The literature searches identified 157 relevant publications providing results from 145 studies. Fifty-three studies were conducted in Asia and 53 in Europe, with 32 in North America, and seven elsewhere. Twenty-four were in males, 10 in females and the rest in both sexes. Fifteen diagnosed type 2 diabetes from self-report by the individuals, 79 on medical records, and 51 on both. Studies varied widely in size of the cohort, number of cases, length of follow-up, and age. Overall, random-effects estimates of the RR were 1.33 [95% confidence interval (CI): 1.28-1.38] for current vs never smoking, 1.28 (95%CI: 1.24-1.32) for current vs non-smoking, 1.13 (95%CI: 1.11-1.16) for former vs never smoking, and 1.25 (95%CI: 1.21-1.28) for ever vs never smoking based on, respectively, 99, 156, 100 and 100 individual risk estimates. Risk estimates were generally elevated in each subdivision of the data by the various factors considered (exceptions being where numbers of estimates in the subsets were very low), though there was significant (P < 0.05) evidence of variation by level for some factors. Dose-response analysis showed a clear trend of increasing risk with increasing amount smoked by current smokers and of decreasing risk with increasing time quit. There was limited evidence of publication bias.

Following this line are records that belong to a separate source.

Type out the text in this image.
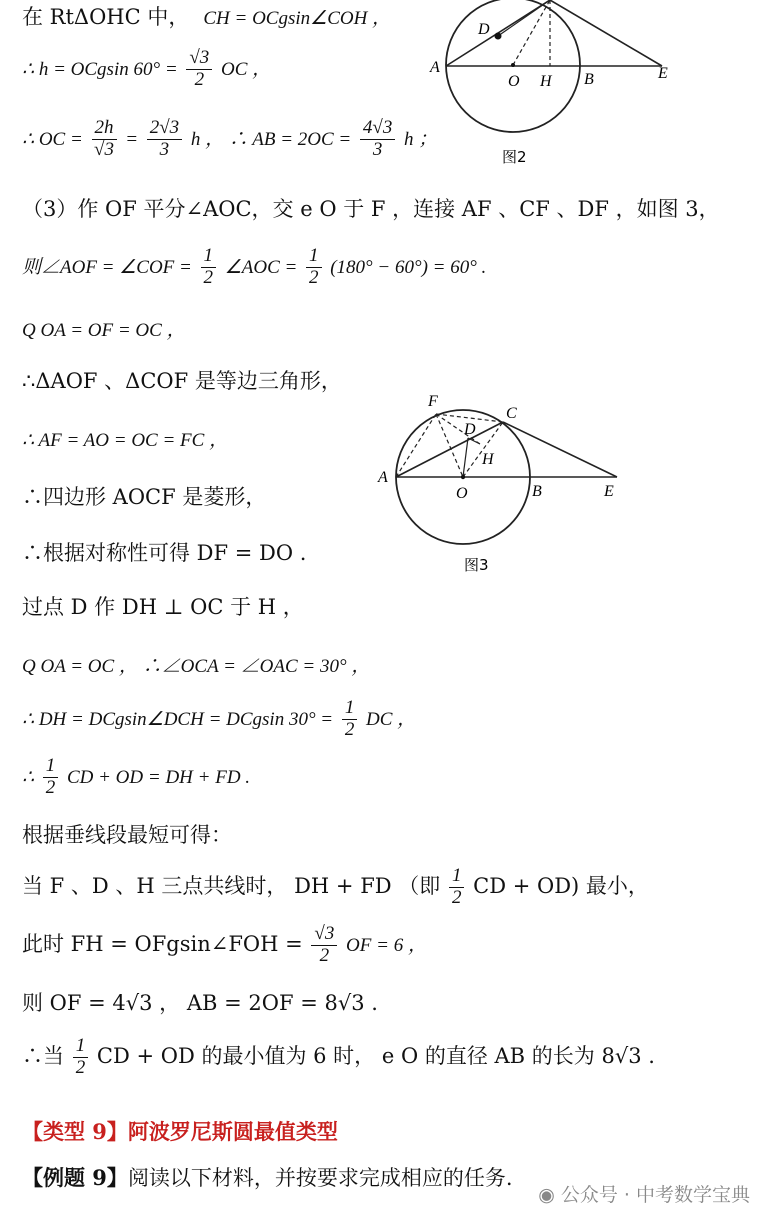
在 RtΔOHC 中， CH = OCgsin∠COH ，
∴ h = OCgsin $60^\circ = \frac{√3}{2}$ OC ，
∴ OC = $\frac{2h}{√3} = \frac{2√3}{3}$ h ， ∴ AB = $2OC = \frac{4√3}{3}$ h ；
A
D
O H B	E
图2
（3）作 OF 平分∠AOC，交 e O 于 F ，连接 AF 、CF 、DF ，如图 3，
则∠AOF = ∠COF = $\frac{1}{2}$ ∠AOC = $\frac{1}{2} (180^\circ - 60^\circ) = 60^\circ$ .
Q OA = OF = OC ，
∴ΔAOF 、ΔCOF 是等边三角形，
∴ AF = AO = OC = FC ，
∴四边形 AOCF 是菱形，
∴根据对称性可得 DF = DO .
F
C
D
H
A
O	B	E
图3
过点 D 作 DH ⊥ OC 于 H ，
Q OA = OC ， ∴∠OCA = ∠OAC = 30° ，
∴ DH = DCgsin∠DCH = DCgsin $30^\circ = \frac{1}{2}$ DC ，
∴ $\frac{1}{2}$ CD + OD = DH + FD .
根据垂线段最短可得：
当 F 、D 、H 三点共线时， DH + FD （即 $\frac{1}{2}$ CD + OD) 最小，
此时 FH = OFgsin∠FOH = $\frac{√3}{2}$ OF = 6 ，
则 OF = 4√3 ， AB = 2OF = 8√3 .
∴当 $\frac{1}{2}$ CD + OD 的最小值为 6 时， e O 的直径 AB 的长为 8√3 .
【类型 9】阿波罗尼斯圆最值类型
【例题 9】阅读以下材料，并按要求完成相应的任务.
◉ 公众号 · 中考数学宝典
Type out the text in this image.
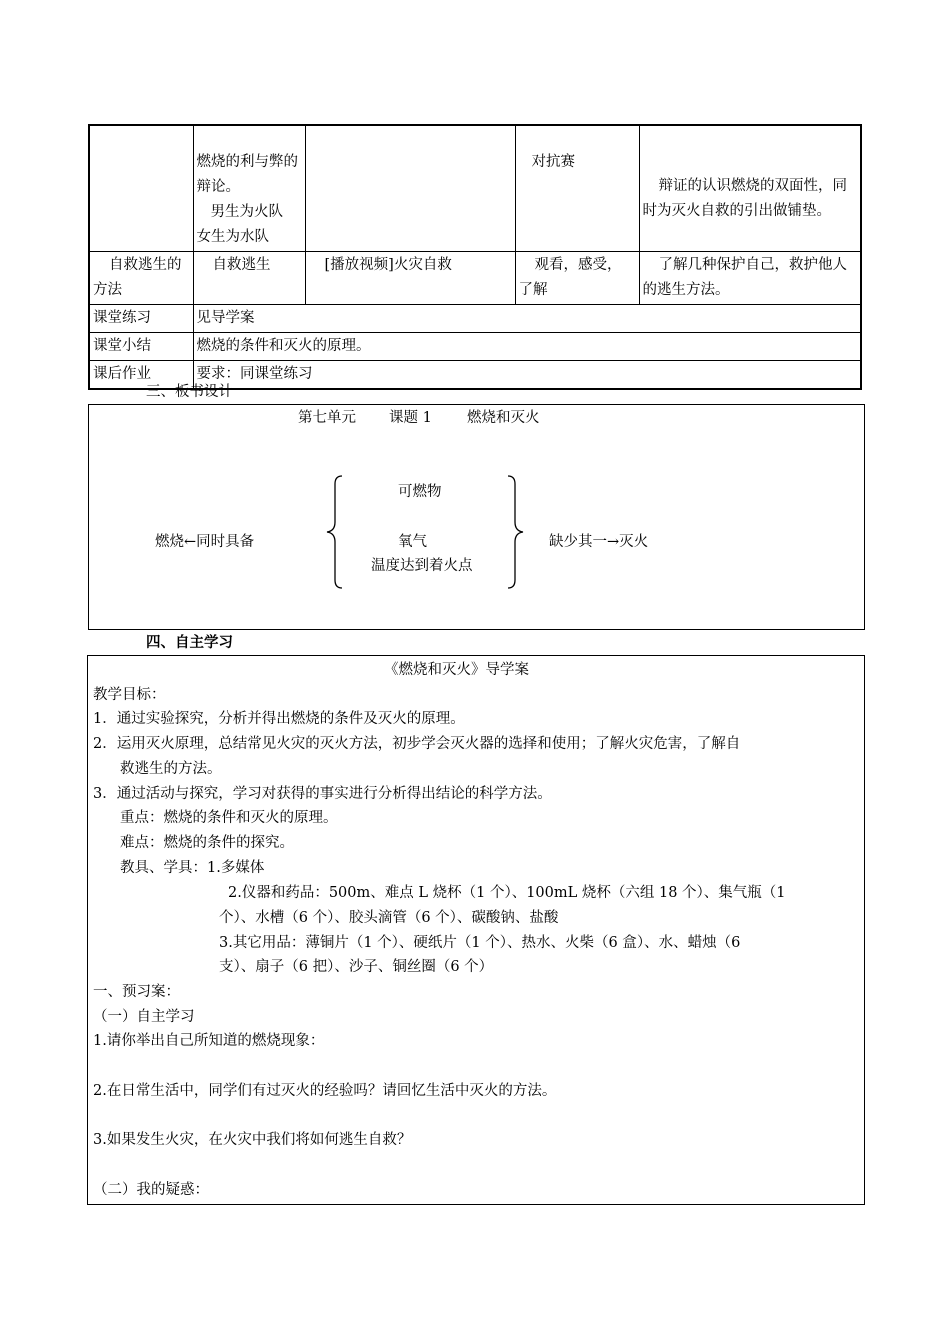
	燃烧的利与弊的辩论。
男生为火队
女生为水队		对抗赛	辩证的认识燃烧的双面性，同时为灭火自救的引出做铺垫。

自救逃生的方法	自救逃生	[播放视频]火灾自救	观看，感受，了解	了解几种保护自己，救护他人的逃生方法。

课堂练习	见导学案			
课堂小结	燃烧的条件和灭火的原理。			
课后作业	要求：同课堂练习			
三、板书设计
第七单元 课题 1 燃烧和灭火
燃烧←同时具备
可燃物
氧气
温度达到着火点
缺少其一→灭火
四、自主学习
《燃烧和灭火》导学案
教学目标：
1．通过实验探究，分析并得出燃烧的条件及灭火的原理。
2．运用灭火原理，总结常见火灾的灭火方法，初步学会灭火器的选择和使用；了解火灾危害，了解自
救逃生的方法。
3．通过活动与探究，学习对获得的事实进行分析得出结论的科学方法。
重点：燃烧的条件和灭火的原理。
难点：燃烧的条件的探究。
教具、学具：1.多媒体
2.仪器和药品：500m、难点 L 烧杯（1 个）、100mL 烧杯（六组 18 个）、集气瓶（1
个）、水槽（6 个）、胶头滴管（6 个）、碳酸钠、盐酸
3.其它用品：薄铜片（1 个）、硬纸片（1 个）、热水、火柴（6 盒）、水、蜡烛（6
支）、扇子（6 把）、沙子、铜丝圈（6 个）
一、预习案：
（一）自主学习
1.请你举出自己所知道的燃烧现象：
2.在日常生活中，同学们有过灭火的经验吗？请回忆生活中灭火的方法。
3.如果发生火灾，在火灾中我们将如何逃生自救？
（二）我的疑惑：
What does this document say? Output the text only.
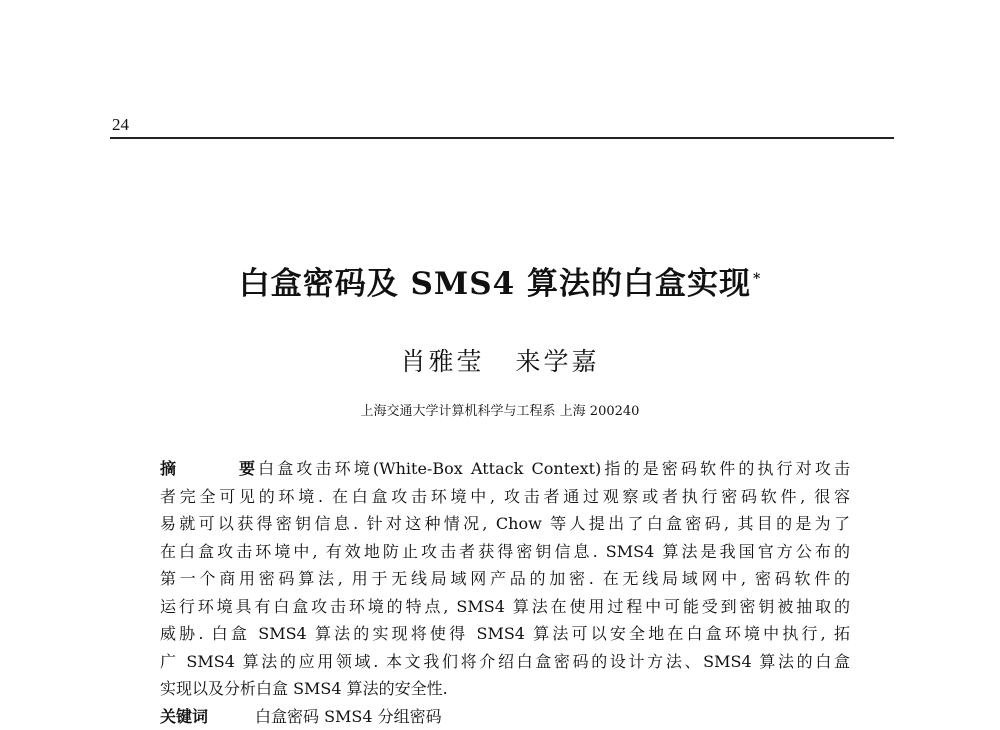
24
白盒密码及 SMS4 算法的白盒实现 *
肖雅莹 来学嘉
上海交通大学计算机科学与工程系 上海 200240
摘 要白盒攻击环境(White-Box Attack Context)指的是密码软件的执行对攻击
者完全可见的环境. 在白盒攻击环境中, 攻击者通过观察或者执行密码软件, 很容
易就可以获得密钥信息. 针对这种情况, Chow 等人提出了白盒密码, 其目的是为了
在白盒攻击环境中, 有效地防止攻击者获得密钥信息. SMS4 算法是我国官方公布的
第一个商用密码算法, 用于无线局域网产品的加密. 在无线局域网中, 密码软件的
运行环境具有白盒攻击环境的特点, SMS4 算法在使用过程中可能受到密钥被抽取的
威胁. 白盒 SMS4 算法的实现将使得 SMS4 算法可以安全地在白盒环境中执行, 拓
广 SMS4 算法的应用领域. 本文我们将介绍白盒密码的设计方法、SMS4 算法的白盒
实现以及分析白盒 SMS4 算法的安全性.
关键词	白盒密码 SMS4 分组密码
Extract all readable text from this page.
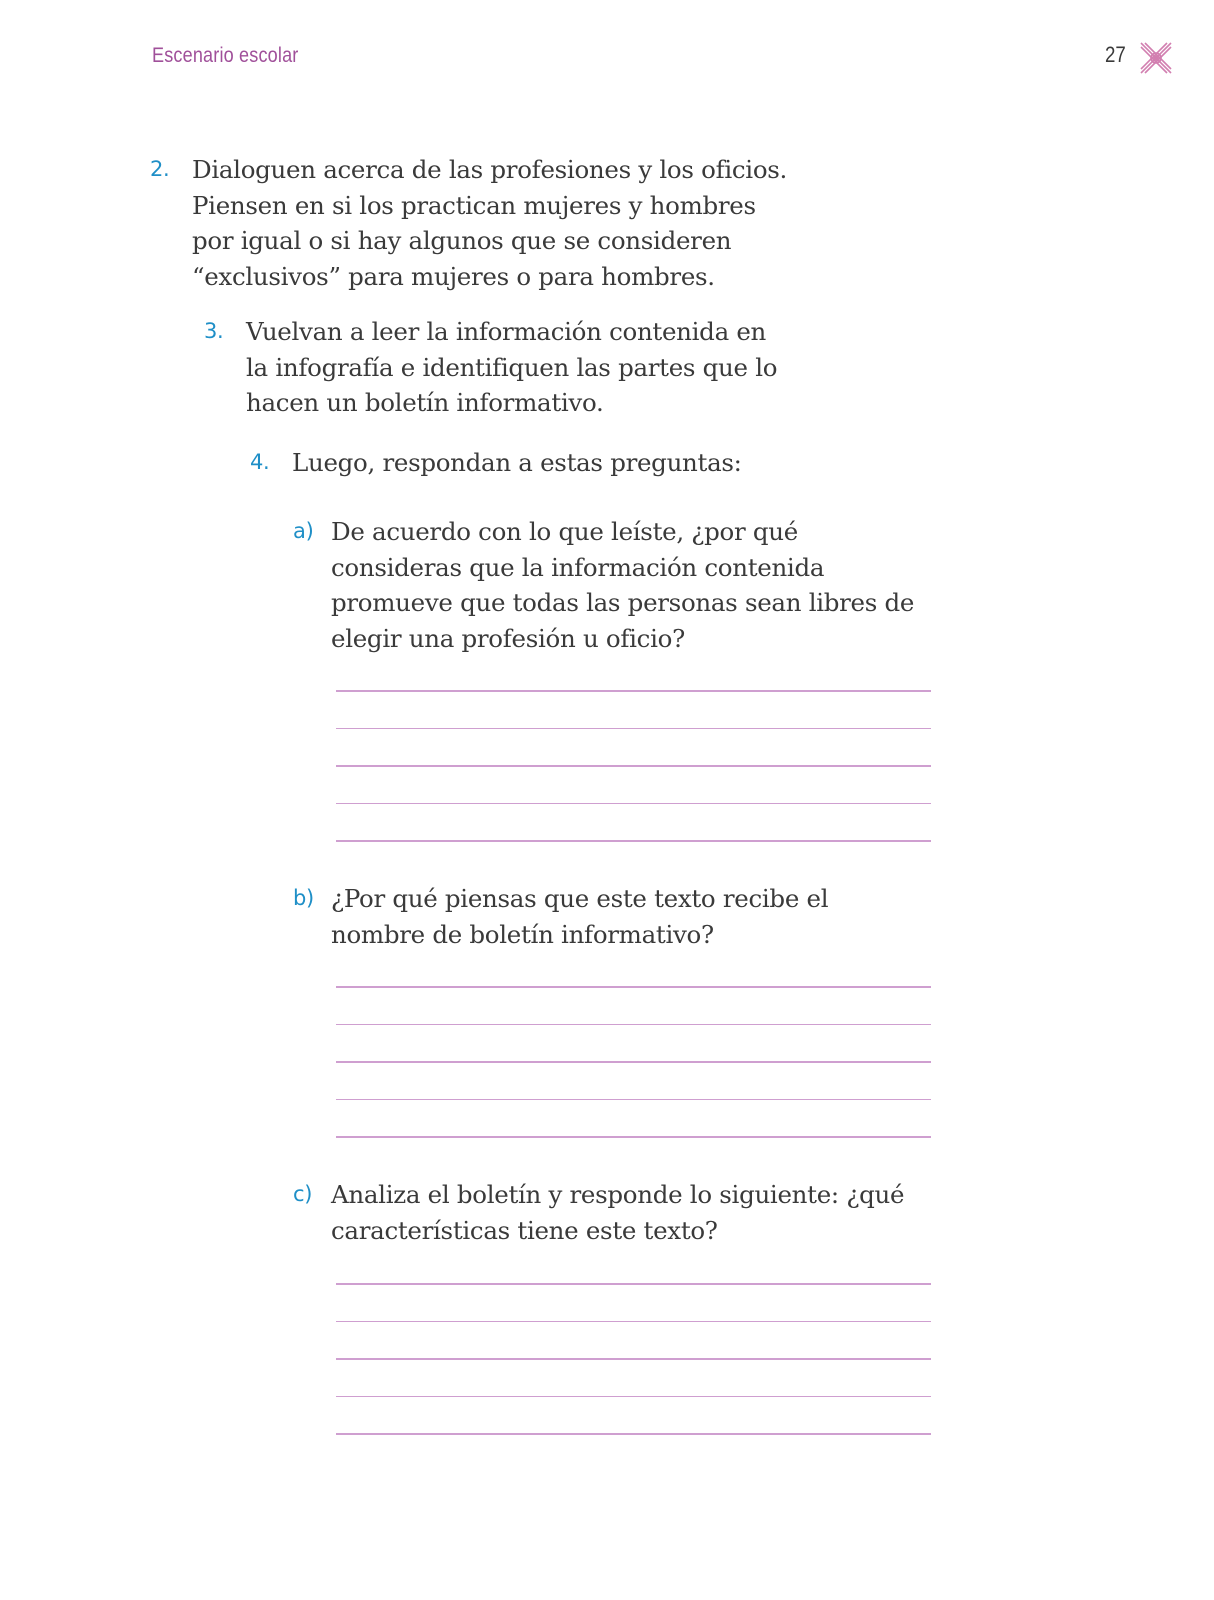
Escenario escolar	27
2. Dialoguen acerca de las profesiones y los oficios.
Piensen en si los practican mujeres y hombres
por igual o si hay algunos que se consideren
“exclusivos” para mujeres o para hombres.
3. Vuelvan a leer la información contenida en
la infografía e identifiquen las partes que lo
hacen un boletín informativo.
4. Luego, respondan a estas preguntas:
a) De acuerdo con lo que leíste, ¿por qué
consideras que la información contenida
promueve que todas las personas sean libres de
elegir una profesión u oficio?
b) ¿Por qué piensas que este texto recibe el
nombre de boletín informativo?
c) Analiza el boletín y responde lo siguiente: ¿qué
características tiene este texto?
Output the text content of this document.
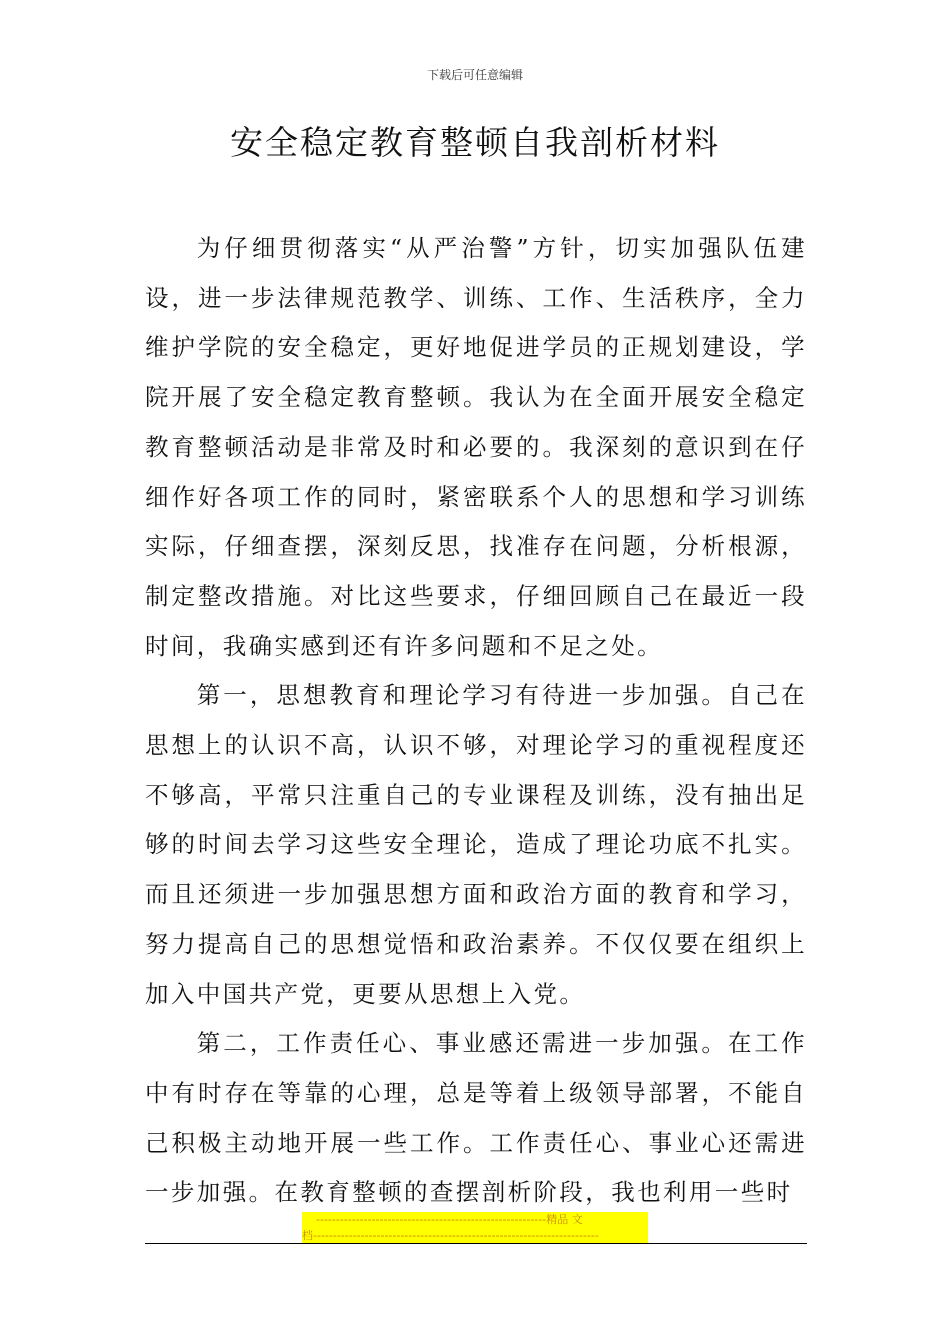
下载后可任意编辑
安全稳定教育整顿自我剖析材料

为仔细贯彻落实“从严治警”方针，切实加强队伍建设，进一步法律规范教学、训练、工作、生活秩序，全力维护学院的安全稳定，更好地促进学员的正规划建设，学院开展了安全稳定教育整顿。我认为在全面开展安全稳定教育整顿活动是非常及时和必要的。我深刻的意识到在仔细作好各项工作的同时，紧密联系个人的思想和学习训练实际，仔细查摆，深刻反思，找准存在问题，分析根源，制定整改措施。对比这些要求，仔细回顾自己在最近一段时间，我确实感到还有许多问题和不足之处。

第一，思想教育和理论学习有待进一步加强。自己在思想上的认识不高，认识不够，对理论学习的重视程度还不够高，平常只注重自己的专业课程及训练，没有抽出足够的时间去学习这些安全理论，造成了理论功底不扎实。而且还须进一步加强思想方面和政治方面的教育和学习，努力提高自己的思想觉悟和政治素养。不仅仅要在组织上加入中国共产党，更要从思想上入党。

第二，工作责任心、事业感还需进一步加强。在工作中有时存在等靠的心理，总是等着上级领导部署，不能自己积极主动地开展一些工作。工作责任心、事业心还需进一步加强。在教育整顿的查摆剖析阶段，我也利用一些时

----------------------------------------------------------精品 文
档------------------------------------------------------------------------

The analyses confirmed earlier reports of a modest dose-related association of current smoking and a weaker dose-related association of former smoking with type 2 diabetes risk.
Core tip: Based on data from 145 follow-up studies of individuals free of type 2 diabetes at baseline, we confirm evidence of a modest association of smoking with subsequent onset of the disease. Meta-analysis showed relative risks of 1.33 [95% confidence interval (CI): 1.28-1.38] for current vs never smoking, 1.28 (95%CI: 1.24-1.32) for current vs non-smoking, and 1.13 (95%CI: 1.11-1.16) for former smoking. Risks increased with amount smoked and decreased with time quit. Elevated risks were consistently seen when the data were subdivided by various factors, suggesting that the associations are not a result of uncontrolled confounding.